Bayangkan wadah molekul gas seperti pada Gambar di bawah ini. Wadah di sketsa memiliki tutup yang dapat didorong ke bawah sehingga mengecilkan volume dalam wadah. Perhatikan apa yang terjadi saat tutupnya diturunkan. Molekul gas berjejal lebih dekat bersama-sama karena ada sedikit ruang bagi mereka yang dapat ditempati dan mereka tidak punya tempat lain untuk pergi.

Molekul gas memiliki banyak energi. Mereka selalu bergerak dan memantul satu sama lain atau ketika menumbuk dinding. Ketika molekul gas menabrak benda-benda, itu menciptakan tekanan. Tekanan akan lebih besar ketika molekul gas menempati ruang yang lebih kecil, karena hasil kerumunan yang lebih besar menciptakan banyak tumbukan. Dengan kata lain, mengurangi volume gas akan meningkatkan tekanannya. Jika Anda pergi ke URL di bawah, Anda dapat menonton simulasi ini.

hukum boyle

http://www.grc.nasa.gov/WWW/K-12/airplane/aboyle.html

Anda Naik dan saya akan Turun

Saat volume gas dalam wadah digambarkan pada Gambar di atas semakin kecil, tekanan dari molekul gas menjadi lebih besar. Ketika dua variabel berubah dalam arah yang berlawanan seperti ini, variabel ini memiliki invers, atau hubungan “terbalik”.

Q: Bagaimana Anda bisa menunjukkan hubungan terbalik dengan grafik? Gambarkan sketsa grafik untuk menunjukkan hubungan antara volume gas dan tekanan. Berilah tanda sumbu x yang mewakili volume (V) dan sumbu y mewakili tekanan (P).

A: Apakah sketsa grafik yang Anda buat seperti pada Gambar di bawah ini? Mari kita lihat mengapa grafik ini benar. Cari titik pada garis di mana volumenya terkecil. Itu adalah daerah dengan tekanan tertinggi. Kemudian temukan titik di mana volume terbesar. Di situlah tekanan terendah. Setiap kali Anda melihat grafik dengan bentuk ini, biasanya merupakan variabel yang memiliki hubungan terbalik, seperti Volume gas dan tekanan.

grafik p v

Ringkasan

Hukum Boyle menyatakan bahwa jika temperatur gas tetap konstan, maka penurunan volume gas akan meningkatkan tekanannya. Ketika molekul gas menumbuk benda-benda, itu akan menciptakan tekanan.
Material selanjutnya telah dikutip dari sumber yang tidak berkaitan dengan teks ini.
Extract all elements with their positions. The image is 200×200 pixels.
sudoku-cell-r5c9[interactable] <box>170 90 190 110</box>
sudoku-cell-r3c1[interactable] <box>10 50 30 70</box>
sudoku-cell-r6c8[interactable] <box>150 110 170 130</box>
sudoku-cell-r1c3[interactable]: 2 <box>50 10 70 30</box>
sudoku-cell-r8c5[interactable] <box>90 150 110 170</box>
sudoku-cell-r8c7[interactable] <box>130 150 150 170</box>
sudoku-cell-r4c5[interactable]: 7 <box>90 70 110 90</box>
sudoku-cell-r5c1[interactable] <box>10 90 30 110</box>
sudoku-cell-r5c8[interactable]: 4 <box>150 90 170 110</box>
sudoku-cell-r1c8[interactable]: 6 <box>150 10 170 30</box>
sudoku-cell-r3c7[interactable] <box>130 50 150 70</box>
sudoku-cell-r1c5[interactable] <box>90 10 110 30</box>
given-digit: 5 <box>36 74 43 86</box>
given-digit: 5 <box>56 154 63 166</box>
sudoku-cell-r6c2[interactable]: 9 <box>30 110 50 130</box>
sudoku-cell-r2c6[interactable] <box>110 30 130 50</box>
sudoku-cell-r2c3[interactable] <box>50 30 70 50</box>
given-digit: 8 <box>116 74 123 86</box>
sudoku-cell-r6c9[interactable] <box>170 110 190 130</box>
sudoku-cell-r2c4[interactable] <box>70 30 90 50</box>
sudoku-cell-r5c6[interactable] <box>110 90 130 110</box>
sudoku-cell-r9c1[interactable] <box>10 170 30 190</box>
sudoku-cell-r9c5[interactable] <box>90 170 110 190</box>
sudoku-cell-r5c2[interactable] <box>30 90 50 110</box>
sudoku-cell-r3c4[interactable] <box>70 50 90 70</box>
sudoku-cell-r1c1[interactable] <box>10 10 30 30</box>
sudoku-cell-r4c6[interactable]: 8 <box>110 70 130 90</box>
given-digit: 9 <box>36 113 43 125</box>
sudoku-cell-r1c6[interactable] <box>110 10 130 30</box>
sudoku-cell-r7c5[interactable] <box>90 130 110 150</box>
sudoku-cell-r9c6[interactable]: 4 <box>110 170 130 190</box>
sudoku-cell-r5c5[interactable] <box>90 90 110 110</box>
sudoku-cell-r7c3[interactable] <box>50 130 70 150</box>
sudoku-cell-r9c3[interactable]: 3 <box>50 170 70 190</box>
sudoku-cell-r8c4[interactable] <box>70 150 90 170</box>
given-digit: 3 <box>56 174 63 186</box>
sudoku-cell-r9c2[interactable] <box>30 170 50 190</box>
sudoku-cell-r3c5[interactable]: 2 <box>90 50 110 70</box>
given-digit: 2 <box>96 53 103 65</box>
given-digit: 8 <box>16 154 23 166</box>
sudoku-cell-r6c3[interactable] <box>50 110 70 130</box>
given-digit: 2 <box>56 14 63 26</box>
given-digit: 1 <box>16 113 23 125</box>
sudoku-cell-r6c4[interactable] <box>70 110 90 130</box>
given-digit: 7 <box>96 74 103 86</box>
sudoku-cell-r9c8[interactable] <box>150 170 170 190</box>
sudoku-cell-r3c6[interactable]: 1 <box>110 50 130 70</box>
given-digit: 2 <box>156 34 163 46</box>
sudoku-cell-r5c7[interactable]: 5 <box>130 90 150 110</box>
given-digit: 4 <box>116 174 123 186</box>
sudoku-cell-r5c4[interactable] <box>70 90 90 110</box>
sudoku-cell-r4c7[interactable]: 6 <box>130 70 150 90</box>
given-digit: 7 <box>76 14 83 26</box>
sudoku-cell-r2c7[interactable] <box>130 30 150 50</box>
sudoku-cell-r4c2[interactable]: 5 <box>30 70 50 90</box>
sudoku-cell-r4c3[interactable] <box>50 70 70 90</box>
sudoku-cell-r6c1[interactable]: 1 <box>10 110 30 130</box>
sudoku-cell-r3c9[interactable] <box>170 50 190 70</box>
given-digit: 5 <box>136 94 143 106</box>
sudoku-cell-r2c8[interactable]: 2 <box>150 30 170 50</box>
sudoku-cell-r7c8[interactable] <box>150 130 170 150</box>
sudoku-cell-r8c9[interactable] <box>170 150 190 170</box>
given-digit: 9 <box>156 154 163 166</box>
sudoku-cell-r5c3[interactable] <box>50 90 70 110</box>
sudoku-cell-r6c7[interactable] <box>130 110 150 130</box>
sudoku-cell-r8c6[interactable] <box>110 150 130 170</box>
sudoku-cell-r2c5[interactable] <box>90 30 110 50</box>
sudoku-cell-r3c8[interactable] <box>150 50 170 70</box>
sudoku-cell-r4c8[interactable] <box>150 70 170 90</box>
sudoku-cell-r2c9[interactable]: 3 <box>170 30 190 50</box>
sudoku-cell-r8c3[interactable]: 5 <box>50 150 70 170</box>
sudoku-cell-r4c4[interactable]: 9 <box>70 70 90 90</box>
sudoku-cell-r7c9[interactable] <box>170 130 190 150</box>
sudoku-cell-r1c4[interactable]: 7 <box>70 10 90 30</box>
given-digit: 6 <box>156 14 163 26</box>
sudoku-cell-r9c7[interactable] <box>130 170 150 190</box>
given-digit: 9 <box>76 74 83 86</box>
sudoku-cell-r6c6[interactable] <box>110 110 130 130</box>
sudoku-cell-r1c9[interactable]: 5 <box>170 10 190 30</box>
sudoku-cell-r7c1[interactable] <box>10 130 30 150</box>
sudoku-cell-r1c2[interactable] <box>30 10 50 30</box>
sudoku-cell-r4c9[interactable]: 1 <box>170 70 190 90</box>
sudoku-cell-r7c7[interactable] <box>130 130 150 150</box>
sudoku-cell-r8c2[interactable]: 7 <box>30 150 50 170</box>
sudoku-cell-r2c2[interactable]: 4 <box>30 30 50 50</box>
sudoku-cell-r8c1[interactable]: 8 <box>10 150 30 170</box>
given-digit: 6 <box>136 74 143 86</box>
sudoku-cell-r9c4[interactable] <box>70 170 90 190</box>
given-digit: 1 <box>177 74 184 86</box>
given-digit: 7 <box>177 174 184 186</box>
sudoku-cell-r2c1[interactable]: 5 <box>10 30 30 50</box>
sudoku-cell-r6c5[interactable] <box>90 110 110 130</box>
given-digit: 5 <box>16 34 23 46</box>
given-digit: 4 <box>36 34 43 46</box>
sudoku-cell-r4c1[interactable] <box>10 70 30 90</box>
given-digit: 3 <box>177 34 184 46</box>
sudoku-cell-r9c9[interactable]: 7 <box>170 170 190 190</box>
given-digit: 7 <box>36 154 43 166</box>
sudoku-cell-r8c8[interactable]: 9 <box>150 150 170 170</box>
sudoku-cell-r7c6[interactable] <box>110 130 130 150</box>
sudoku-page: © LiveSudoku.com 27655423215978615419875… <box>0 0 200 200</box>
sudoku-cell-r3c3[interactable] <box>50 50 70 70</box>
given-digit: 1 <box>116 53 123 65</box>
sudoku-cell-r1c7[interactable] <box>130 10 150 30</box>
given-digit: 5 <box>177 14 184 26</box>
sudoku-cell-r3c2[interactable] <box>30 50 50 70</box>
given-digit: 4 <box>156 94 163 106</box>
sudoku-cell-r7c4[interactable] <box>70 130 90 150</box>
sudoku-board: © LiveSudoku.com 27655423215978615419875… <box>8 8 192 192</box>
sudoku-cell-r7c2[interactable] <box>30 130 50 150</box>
Tekanan lebih besar ketika molekul gas menempati ruang yang lebih kecil, karena partikel gas yang rapat akan menciptakan banyak tumbukan. Ini menjelaskan mengapa penurunan volume gas akan meningkatkan tekanannya.

Advertisement

Leave a Reply

Your email address will not be published.